İstanbul'da dijital sanat
Nasıl ki CY Twombly'nin eserleri "karalama" olarak nitelendirilebiliyor ya da pek çok çağdaş sanat eserine küçümseyerek "Ben de yapardım" deniliyorsa, dijital sanat da 'sanat' olarak pek kabul görmüyor. Oysa sanat tanımını yeniden gözden geçirirsek bu yaratıcı işlere de eser diyebiliriz
ABONE OLDeniz ÇAĞLAR/ HABERTÜRK PAZAR
Avrupa’nın ilk dijital sanat müzesi Museum of Digital Art (MuDA) geçen haftalarda Zürih’te açıldı. Bu müze dijital sanatın artan önemini ortaya koyuyor ama pek çok insan için dijital sanat hâlâ, bilim ve teknolojinin ulaştığı noktayı gösterme şekli.
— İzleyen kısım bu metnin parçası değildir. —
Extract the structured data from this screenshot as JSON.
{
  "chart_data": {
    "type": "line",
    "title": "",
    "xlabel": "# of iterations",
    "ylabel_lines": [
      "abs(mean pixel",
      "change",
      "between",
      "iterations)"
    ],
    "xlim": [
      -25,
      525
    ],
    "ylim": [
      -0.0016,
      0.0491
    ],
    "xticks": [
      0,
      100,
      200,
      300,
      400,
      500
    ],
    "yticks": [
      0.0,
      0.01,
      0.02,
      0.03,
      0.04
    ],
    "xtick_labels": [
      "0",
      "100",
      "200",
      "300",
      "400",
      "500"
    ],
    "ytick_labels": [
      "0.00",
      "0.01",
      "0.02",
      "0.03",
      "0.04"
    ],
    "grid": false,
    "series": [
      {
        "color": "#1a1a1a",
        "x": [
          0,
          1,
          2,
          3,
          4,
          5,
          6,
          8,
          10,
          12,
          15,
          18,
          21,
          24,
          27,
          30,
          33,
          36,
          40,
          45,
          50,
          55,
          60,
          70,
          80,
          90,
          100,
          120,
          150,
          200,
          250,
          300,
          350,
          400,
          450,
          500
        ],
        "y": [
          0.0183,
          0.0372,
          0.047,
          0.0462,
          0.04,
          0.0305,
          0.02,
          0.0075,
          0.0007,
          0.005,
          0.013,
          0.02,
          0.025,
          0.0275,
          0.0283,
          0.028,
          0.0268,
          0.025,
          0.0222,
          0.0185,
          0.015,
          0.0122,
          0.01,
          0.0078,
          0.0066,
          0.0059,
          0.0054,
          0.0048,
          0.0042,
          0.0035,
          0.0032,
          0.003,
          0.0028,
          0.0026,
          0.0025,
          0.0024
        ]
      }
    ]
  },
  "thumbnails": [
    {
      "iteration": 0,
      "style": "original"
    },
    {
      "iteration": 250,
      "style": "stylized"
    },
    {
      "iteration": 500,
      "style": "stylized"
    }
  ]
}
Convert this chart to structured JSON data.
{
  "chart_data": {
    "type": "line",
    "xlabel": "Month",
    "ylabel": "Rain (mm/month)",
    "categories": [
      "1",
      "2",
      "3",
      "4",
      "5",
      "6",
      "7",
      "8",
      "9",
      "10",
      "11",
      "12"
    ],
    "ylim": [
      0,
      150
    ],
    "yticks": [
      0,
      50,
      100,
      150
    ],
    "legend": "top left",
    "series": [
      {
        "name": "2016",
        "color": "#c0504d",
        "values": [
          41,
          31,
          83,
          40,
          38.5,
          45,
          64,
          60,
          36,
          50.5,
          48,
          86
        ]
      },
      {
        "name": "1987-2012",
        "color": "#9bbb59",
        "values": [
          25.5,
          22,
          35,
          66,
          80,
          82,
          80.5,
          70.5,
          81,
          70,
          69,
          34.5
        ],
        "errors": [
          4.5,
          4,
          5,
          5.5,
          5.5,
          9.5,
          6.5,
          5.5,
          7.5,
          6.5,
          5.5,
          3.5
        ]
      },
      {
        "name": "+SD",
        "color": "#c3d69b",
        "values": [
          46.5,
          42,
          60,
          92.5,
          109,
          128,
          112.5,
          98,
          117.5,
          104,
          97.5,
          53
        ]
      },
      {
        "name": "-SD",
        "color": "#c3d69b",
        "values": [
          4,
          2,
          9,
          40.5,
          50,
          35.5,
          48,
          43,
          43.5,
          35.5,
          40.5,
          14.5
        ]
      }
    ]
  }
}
Nasıl ki CY Twombly’nin eserleri “karalama” olarak nitelendirilebiliyor ya da pek çok çağdaş sanat eserine küçümseyerek “Ben de yapardım” denilebiliyorsa, dijital sanatı ‘sanat’ olarak kabul etmekte de zorlanılıyor.
Özellikle de son yıllarda hayatımıza giren “yeni medya” bu durumu kabullenmemizi daha da güçleştiriyor. Sonuç olarak ışık enstalasyonları pek çok kişi için henüz birer lamba olmanın ötesine geçemiyor. Bu noktada sanatı nasıl tanımladığımız ve değerlendirme kriterlerimiz büyük önem taşıyor.